Тьма в бутылке (Адлер-Ольсен) - страница 111

Дети смеялись как раз над одной из мерцающих черно-белых сцен на экране, и он тоже скоро засмеялся вместе с ними. Засмеялся так, что заболело в грудине и той части его души, которая впервые показалась на свет во всем своем великолепии.

– Такого, как Чаплин, больше нет, – произнес кто-то из взрослых.

И все хохотали над человеком, выделывавшим разные пируэты и боксировавшим на экране. Смеялись над ним, когда он крутил свою трость и приподнимал черный цилиндр. Смеялись, когда он передразнивал толстых дам и мужчин с глазами, подведенными черной тушью. Он тоже смеялся над Чаплином до спазмов в животе, и нечто чудесное, неподконтрольное и нежданное открылось ему, и никто не дал ему за это подзатыльник, никто вообще не обратил на него внимания.

Этот эпизод трагическим образом изменил его жизнь, как и жизни многих других людей.


Его жена не оборачивалась. Она вообще мало что замечала вокруг, позволяя ногам нести себя и ребенка через квартал с виллами, словно ее маршрут и скорость диктовались некими невидимыми силами. А когда человек подобным образом поднимается над реальностью, сущие мелочи могут привести к катастрофе. Как болт, развинтившийся в крыле самолета, как капля воды, замкнувшая реле в легком, сделанном из железа.

Он заметил голубя, усевшегося на дерево, когда жена собиралась перейти дорогу; не укрылся от его внимания и сгусток птичьего помета, шлепнувшийся вниз, как будто привидение оставило отпечаток пальца на кафельной плитке. Он увидел, как малыш показывает пальцем на это пятно и жена опускает глаза. Ровно в тот момент, когда она вышла на дорогу, из-за поворота вывернула машина и направилась прямо на них с убийственной точностью.

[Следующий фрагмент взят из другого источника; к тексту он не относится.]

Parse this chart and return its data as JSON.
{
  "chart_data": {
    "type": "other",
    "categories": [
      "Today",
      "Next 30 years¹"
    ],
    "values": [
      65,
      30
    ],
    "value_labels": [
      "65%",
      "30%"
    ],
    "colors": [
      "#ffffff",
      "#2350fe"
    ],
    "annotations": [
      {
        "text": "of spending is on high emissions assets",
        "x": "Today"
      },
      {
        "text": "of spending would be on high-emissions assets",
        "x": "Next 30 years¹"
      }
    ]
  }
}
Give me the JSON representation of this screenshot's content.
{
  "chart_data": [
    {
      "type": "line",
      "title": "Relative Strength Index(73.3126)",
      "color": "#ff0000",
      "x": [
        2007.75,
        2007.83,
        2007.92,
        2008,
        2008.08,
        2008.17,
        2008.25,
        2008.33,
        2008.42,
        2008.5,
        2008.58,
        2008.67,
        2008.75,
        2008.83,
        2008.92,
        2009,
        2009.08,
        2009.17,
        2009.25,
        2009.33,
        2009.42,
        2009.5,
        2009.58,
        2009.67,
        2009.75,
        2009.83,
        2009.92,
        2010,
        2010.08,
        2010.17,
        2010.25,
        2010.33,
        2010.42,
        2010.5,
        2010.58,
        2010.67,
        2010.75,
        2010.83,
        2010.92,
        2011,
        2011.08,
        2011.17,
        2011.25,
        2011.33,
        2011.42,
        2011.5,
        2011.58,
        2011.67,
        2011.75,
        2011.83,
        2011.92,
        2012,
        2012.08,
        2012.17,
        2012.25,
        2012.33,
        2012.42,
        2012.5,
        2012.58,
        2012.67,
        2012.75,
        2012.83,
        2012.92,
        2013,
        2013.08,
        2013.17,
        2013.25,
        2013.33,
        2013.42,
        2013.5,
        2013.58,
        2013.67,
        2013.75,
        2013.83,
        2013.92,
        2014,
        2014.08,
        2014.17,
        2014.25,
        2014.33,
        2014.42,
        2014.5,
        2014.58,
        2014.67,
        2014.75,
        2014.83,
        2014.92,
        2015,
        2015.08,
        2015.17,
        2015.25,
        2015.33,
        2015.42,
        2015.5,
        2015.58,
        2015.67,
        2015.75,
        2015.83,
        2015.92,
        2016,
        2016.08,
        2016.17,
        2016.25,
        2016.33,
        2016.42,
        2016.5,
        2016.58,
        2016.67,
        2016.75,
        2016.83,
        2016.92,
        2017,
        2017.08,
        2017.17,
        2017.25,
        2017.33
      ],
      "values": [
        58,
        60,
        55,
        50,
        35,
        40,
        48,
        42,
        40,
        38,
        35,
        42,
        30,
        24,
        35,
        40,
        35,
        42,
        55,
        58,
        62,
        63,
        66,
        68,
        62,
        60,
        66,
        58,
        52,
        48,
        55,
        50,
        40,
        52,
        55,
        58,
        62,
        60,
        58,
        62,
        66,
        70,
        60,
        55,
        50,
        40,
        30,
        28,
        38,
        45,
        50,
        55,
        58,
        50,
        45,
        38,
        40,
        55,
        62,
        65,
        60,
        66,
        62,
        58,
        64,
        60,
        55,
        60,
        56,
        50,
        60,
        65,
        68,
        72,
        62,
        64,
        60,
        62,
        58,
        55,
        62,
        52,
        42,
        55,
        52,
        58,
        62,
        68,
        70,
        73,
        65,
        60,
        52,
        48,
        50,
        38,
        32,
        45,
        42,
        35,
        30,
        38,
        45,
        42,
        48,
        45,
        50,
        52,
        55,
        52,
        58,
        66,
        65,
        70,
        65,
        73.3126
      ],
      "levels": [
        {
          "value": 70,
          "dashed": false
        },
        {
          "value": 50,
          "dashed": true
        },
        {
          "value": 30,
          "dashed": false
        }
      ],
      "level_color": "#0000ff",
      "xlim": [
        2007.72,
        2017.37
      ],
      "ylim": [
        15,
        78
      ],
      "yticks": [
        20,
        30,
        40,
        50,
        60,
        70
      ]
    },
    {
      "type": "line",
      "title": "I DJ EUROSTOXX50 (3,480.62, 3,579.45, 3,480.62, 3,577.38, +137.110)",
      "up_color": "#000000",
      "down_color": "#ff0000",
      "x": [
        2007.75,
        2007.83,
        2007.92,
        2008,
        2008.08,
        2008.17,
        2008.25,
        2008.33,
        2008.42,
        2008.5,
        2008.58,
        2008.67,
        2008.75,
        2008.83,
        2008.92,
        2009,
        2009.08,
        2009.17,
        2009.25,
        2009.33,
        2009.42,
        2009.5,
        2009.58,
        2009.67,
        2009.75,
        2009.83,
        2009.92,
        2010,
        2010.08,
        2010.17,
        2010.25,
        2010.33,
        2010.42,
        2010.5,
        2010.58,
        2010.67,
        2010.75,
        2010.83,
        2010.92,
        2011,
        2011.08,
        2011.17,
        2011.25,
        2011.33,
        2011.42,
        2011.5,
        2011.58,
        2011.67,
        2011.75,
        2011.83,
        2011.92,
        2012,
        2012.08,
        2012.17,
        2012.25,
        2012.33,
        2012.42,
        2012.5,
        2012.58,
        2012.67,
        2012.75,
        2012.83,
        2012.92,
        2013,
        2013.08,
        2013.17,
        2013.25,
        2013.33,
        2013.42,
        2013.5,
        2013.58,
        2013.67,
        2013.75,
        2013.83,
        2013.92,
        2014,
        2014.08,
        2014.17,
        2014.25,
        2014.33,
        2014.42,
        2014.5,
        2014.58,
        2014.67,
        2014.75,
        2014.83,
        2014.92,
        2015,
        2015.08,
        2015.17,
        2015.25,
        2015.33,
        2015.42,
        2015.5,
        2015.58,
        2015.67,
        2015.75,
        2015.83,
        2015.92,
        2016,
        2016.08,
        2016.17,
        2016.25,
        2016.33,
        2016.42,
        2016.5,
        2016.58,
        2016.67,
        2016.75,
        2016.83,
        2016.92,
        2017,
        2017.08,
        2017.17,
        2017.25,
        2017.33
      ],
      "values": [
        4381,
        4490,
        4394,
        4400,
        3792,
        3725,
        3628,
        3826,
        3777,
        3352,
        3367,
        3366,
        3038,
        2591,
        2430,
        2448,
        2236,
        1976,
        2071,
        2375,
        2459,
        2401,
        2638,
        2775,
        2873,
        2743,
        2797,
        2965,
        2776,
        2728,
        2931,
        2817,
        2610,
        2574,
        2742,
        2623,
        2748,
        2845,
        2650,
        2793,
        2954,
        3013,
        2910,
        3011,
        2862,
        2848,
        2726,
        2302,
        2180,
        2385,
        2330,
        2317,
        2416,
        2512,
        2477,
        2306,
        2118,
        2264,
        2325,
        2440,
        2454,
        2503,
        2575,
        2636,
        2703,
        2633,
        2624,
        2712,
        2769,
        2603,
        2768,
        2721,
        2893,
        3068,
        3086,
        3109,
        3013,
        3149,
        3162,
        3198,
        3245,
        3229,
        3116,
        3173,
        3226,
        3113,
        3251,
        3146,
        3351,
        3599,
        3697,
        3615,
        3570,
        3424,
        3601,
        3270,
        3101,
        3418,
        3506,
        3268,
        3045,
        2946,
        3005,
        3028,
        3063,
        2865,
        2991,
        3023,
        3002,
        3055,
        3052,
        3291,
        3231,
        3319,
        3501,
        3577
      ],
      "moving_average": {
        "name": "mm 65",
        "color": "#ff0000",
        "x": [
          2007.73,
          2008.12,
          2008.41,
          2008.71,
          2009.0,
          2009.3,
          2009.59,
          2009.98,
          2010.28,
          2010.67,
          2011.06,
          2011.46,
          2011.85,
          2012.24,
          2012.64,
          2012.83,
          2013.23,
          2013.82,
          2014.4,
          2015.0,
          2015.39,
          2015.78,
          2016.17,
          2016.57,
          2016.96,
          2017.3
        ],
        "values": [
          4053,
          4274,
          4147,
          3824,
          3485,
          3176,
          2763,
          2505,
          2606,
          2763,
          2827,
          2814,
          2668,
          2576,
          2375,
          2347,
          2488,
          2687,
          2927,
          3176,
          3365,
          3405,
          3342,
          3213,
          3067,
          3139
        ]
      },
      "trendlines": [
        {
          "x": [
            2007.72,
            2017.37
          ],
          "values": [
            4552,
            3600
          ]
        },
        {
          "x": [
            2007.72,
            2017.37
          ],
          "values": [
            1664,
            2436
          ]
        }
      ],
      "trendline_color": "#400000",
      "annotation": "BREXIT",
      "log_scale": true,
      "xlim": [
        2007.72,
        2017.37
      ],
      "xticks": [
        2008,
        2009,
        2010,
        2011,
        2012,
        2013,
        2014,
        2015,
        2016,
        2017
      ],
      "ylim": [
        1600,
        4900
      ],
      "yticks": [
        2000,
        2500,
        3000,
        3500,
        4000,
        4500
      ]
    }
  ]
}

Он мог бы закричать. Криком или свистом предупредить ее. Но он промолчал. Момент был неподходящий. Испытываемые в данный момент чувства к этому не располагали.

Тормоза автомобиля завизжали, тень за лобовым стеклом вжалась в руль, и мир замер.

Он увидел, как его ребенок и жена дрожат от страха и медленно крутят головой. А тяжелый автомобиль накренился на бок, оставив на асфальте следы от шин, как уголь на бумаге.

Жена так и осталась стоять, впечатанная в сточную канаву, когда машина помчалась дальше, а он сам застыл с повисшими, как плети, руками в полуметре от изгороди. Чувство уязвимости мешалось со странной формой опьянения; то же самое он ощущал, когда впервые совершил убийство. Он предпочел бы не испытывать его сейчас.

Он выпустил из легких сжатый воздух, по телу расплывалось тепло. Он стоял чуть дольше, чем следовало, ибо Бенджамин успел заметить его, повернув голову и собираясь уткнуться лицом в шею матери. Он явно был испуган, потому что мать отреагировала на происходящее очень бурно. Но поднятые домиком брови и дрожащие губы тут же расслабились, когда он увидел папу, поднял руки и засмеялся.